RESPOSTA À CARTA DE UM  GARIMPEIRO

      

         José,

         A tarde vai chegando ao fim... O céu esta carregado de nuvens de chuva. O sol ainda peleja para espiar por entre elas. Estou assim como o sol, procurando nas letras da sua carta alguma coisa que diminua a saudade da sua distância.

         Pela janela, vejo na serra os cordões da chuva vindo pra cá. Queria tanto que ela carregasse nos seus pingos notícias suas... Palavras que se dissolvessem como água sobre mim nesta tarde abafada. Sem você perto de mim, sou feito passarinho na tempestade, trinando desafinado de tristeza sem coragem pra voar.

         Chove lá fora... Recolho a rede da varanda (a sua rede), pego junto com a lembrança da sua ausência os cacos das minhas tristezas miúdas, entardecidas, umedecida saudade, agora perfumada pelo aroma das damas da noite, exalando alegria pela chuva benfazeja.

         A noite chuvosa tem essa magia de entristecer. Busco na prateleira da cozinha, junto às latas de mantimentos, a sua carta garimpeira, engordurada da saudade que minhas mãos sentem de você, untada dos beijos que deposito na sua caligrafia. Lá fora a chuva mansa penetra na terra... A seriema canta aquele eterno martelar desesperado ecoando na bigorna do meu peito.

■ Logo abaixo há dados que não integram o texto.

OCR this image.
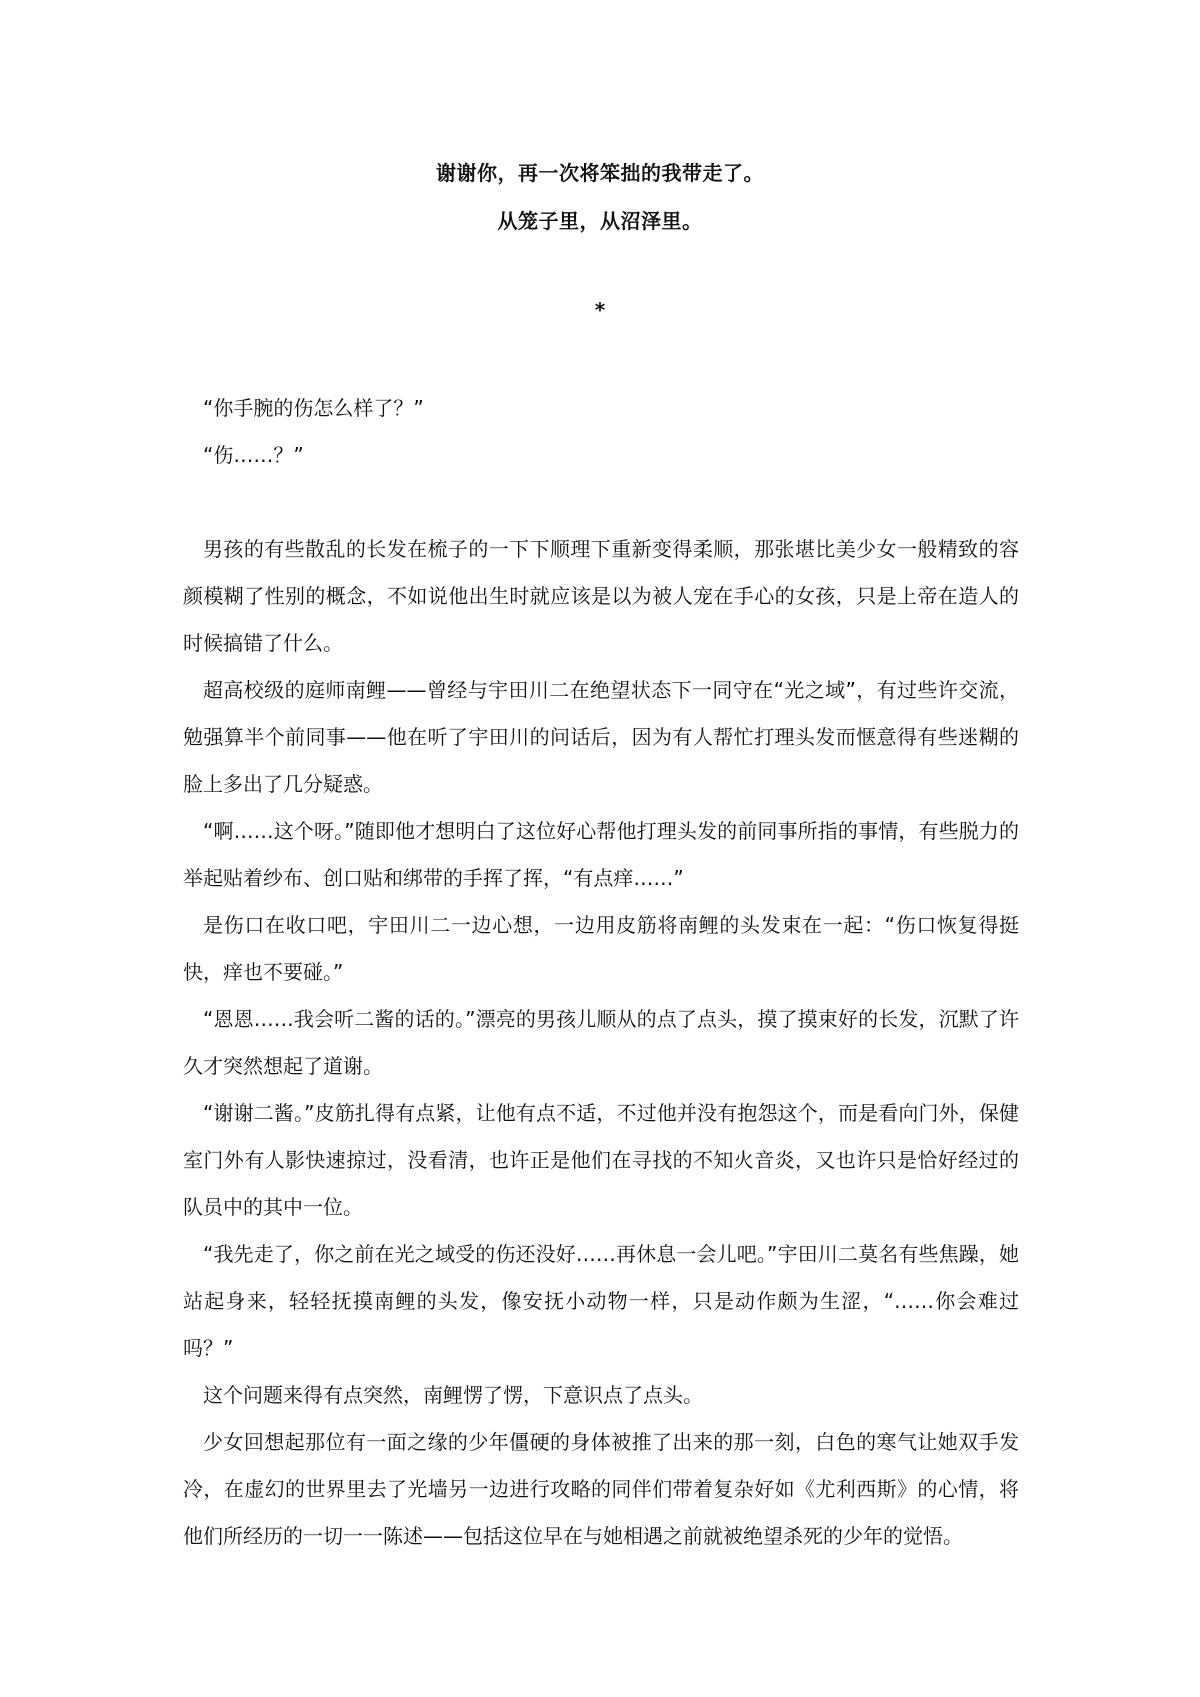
谢谢你，再一次将笨拙的我带走了。
从笼子里，从沼泽里。
*

“你手腕的伤怎么样了？”

“伤……？”

男孩的有些散乱的长发在梳子的一下下顺理下重新变得柔顺，那张堪比美少女一般精致的容颜模糊了性别的概念，不如说他出生时就应该是以为被人宠在手心的女孩，只是上帝在造人的时候搞错了什么。

超高校级的庭师南鲤——曾经与宇田川二在绝望状态下一同守在“光之域”，有过些许交流，勉强算半个前同事——他在听了宇田川的问话后，因为有人帮忙打理头发而惬意得有些迷糊的脸上多出了几分疑惑。

“啊……这个呀。”随即他才想明白了这位好心帮他打理头发的前同事所指的事情，有些脱力的举起贴着纱布、创口贴和绑带的手挥了挥，“有点痒……”

是伤口在收口吧，宇田川二一边心想，一边用皮筋将南鲤的头发束在一起：“伤口恢复得挺快，痒也不要碰。”

“恩恩……我会听二酱的话的。”漂亮的男孩儿顺从的点了点头，摸了摸束好的长发，沉默了许久才突然想起了道谢。

“谢谢二酱。”皮筋扎得有点紧，让他有点不适，不过他并没有抱怨这个，而是看向门外，保健室门外有人影快速掠过，没看清，也许正是他们在寻找的不知火音炎，又也许只是恰好经过的队员中的其中一位。

“我先走了，你之前在光之域受的伤还没好……再休息一会儿吧。”宇田川二莫名有些焦躁，她站起身来，轻轻抚摸南鲤的头发，像安抚小动物一样，只是动作颇为生涩，“……你会难过吗？”

这个问题来得有点突然，南鲤愣了愣，下意识点了点头。

少女回想起那位有一面之缘的少年僵硬的身体被推了出来的那一刻，白色的寒气让她双手发冷，在虚幻的世界里去了光墙另一边进行攻略的同伴们带着复杂好如《尤利西斯》的心情，将他们所经历的一切一一陈述——包括这位早在与她相遇之前就被绝望杀死的少年的觉悟。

         O gado adormece no pasto sob a chuva, as galinhas se acomodam no poleiro, nossos filhos estão junto ao fogão de lenha, Genor e o Nico estão aprendendo o beabá. Nosso Joãozinho está crescido, quase um rapaz, ele se divide no serviço aqui e na casa da avó, não quis deixá-la sozinha, desde que seu pai, foi tentar a sorte aí, se juntando ao filho garimpeiro. Você conhece bem dona Piedade, não quis deixar a casinha dela.

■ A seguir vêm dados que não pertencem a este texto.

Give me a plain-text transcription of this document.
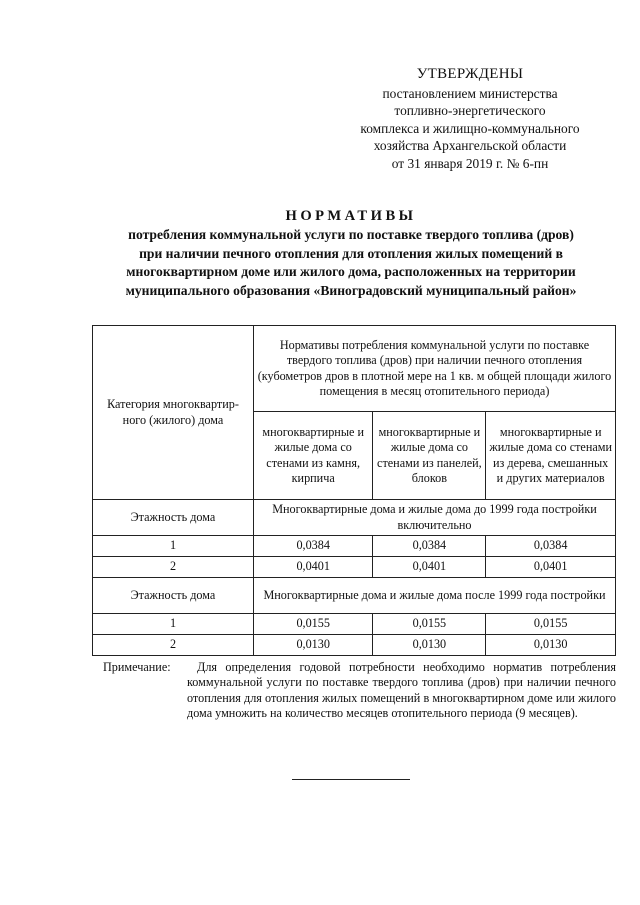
УТВЕРЖДЕНЫ
постановлением министерства
топливно-энергетического
комплекса и жилищно-коммунального
хозяйства Архангельской области
от 31 января 2019 г. № 6-пн
НОРМАТИВЫ
потребления коммунальной услуги по поставке твердого топлива (дров)
при наличии печного отопления для отопления жилых помещений в
многоквартирном доме или жилого дома, расположенных на территории
муниципального образования «Виноградовский муниципальный район»
Категория многоквартир-ного (жилого) дома	Нормативы потребления коммунальной услуги по поставке твердого топлива (дров) при наличии печного отопления (кубометров дров в плотной мере на 1 кв. м общей площади жилого помещения в месяц отопительного периода)		
	многоквартирные и жилые дома со стенами из камня, кирпича	многоквартирные и жилые дома со стенами из панелей, блоков	многоквартирные и жилые дома со стенами из дерева, смешанных и других материалов
Этажность дома	Многоквартирные дома и жилые дома до 1999 года постройки включительно		
1	0,0384	0,0384	0,0384
2	0,0401	0,0401	0,0401
Этажность дома	Многоквартирные дома и жилые дома после 1999 года постройки		
1	0,0155	0,0155	0,0155
2	0,0130	0,0130	0,0130
Примечание:	Для определения годовой потребности необходимо норматив потребления коммунальной услуги по поставке твердого топлива (дров) при наличии печного отопления для отопления жилых помещений в многоквартирном доме или жилого дома умножить на количество месяцев отопительного периода (9 месяцев).
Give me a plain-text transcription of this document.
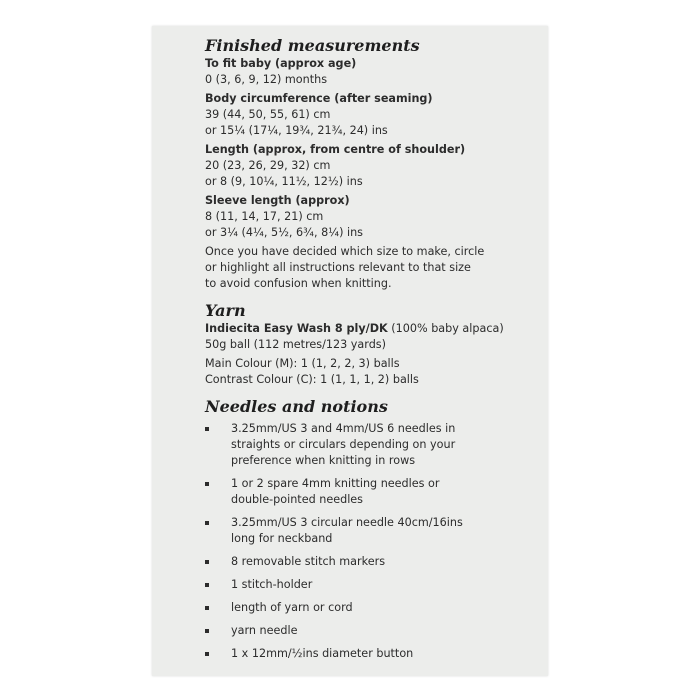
Finished measurements
To fit baby (approx age)
0 (3, 6, 9, 12) months
Body circumference (after seaming)
39 (44, 50, 55, 61) cm
or 15¼ (17¼, 19¾, 21¾, 24) ins
Length (approx, from centre of shoulder)
20 (23, 26, 29, 32) cm
or 8 (9, 10¼, 11½, 12½) ins
Sleeve length (approx)
8 (11, 14, 17, 21) cm
or 3¼ (4¼, 5½, 6¾, 8¼) ins
Once you have decided which size to make, circle
or highlight all instructions relevant to that size
to avoid confusion when knitting.
Yarn
Indiecita Easy Wash 8 ply/DK (100% baby alpaca)
50g ball (112 metres/123 yards)
Main Colour (M): 1 (1, 2, 2, 3) balls
Contrast Colour (C): 1 (1, 1, 1, 2) balls
Needles and notions
3.25mm/US 3 and 4mm/US 6 needles in
straights or circulars depending on your
preference when knitting in rows
1 or 2 spare 4mm knitting needles or
double-pointed needles
3.25mm/US 3 circular needle 40cm/16ins
long for neckband
8 removable stitch markers
1 stitch-holder
length of yarn or cord
yarn needle
1 x 12mm/½ins diameter button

         Nossa caçulinha Aurora, arrancou o primeiro dente de leite ontem... Izé, eu me emocionei quando a vi por conta própria, embrulhá-lo numa folha de malva e me entregar dizendo: “Ô mamãe... Num quéio jogá meu dentin no teiado, manda o topeiro levá ele pru papai”...

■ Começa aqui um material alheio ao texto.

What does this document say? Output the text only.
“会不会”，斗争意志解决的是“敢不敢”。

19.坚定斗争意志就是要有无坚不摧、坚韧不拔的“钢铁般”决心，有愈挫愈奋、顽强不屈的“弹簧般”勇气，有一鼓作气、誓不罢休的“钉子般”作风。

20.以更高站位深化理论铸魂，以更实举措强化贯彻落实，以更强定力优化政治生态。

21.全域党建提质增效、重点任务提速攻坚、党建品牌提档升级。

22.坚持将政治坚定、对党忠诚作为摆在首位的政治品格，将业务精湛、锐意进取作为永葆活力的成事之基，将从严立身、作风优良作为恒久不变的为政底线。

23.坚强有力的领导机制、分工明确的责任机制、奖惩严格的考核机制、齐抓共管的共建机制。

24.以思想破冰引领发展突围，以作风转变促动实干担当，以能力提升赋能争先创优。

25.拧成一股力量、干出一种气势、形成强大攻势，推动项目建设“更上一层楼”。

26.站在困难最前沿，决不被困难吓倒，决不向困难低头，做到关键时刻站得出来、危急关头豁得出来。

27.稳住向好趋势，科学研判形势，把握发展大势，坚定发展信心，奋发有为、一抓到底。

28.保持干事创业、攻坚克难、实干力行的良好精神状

         A janta está pronta... Feijão, arroz, farinha, linguiça e couve, nesta hora penso em você neste garimpo, talvez com fome, com certeza saudoso dos aromas de nossa casa, o alho, a cebola, o torresmo no feijão. Termina mais um dia de esperança, em ausência de notícias. Mais tarde, finda a lida, voltarei ao nosso quarto, o olhar grudado nas telhas do teto vai perder-se na escuridão, nessa hora vou lembrar da nossa conversa mansa de amantes...

         O barulho das canecas de alumínio esparramadas na mesa da cozinha, nosso gato Tição se esfregando nos batentes da porta, o cachorro na algazarra com as crianças me tiram desse sonhar. Preciso de ti para vislumbrar além do escuro da noite, a luz da lua e o brilho das estrelas.

         Ao compasso da chuva no telhado, termino esta carta com o coração descompassado, com vontade de sair na chuva e buscar no vento alguma notícia sua.
         José, meu amor, o garimpo te levou para longe, mas a sua alma está aqui junto comigo. Esqueça que chove lá fora... Vire passarinho... Volte voando para mim!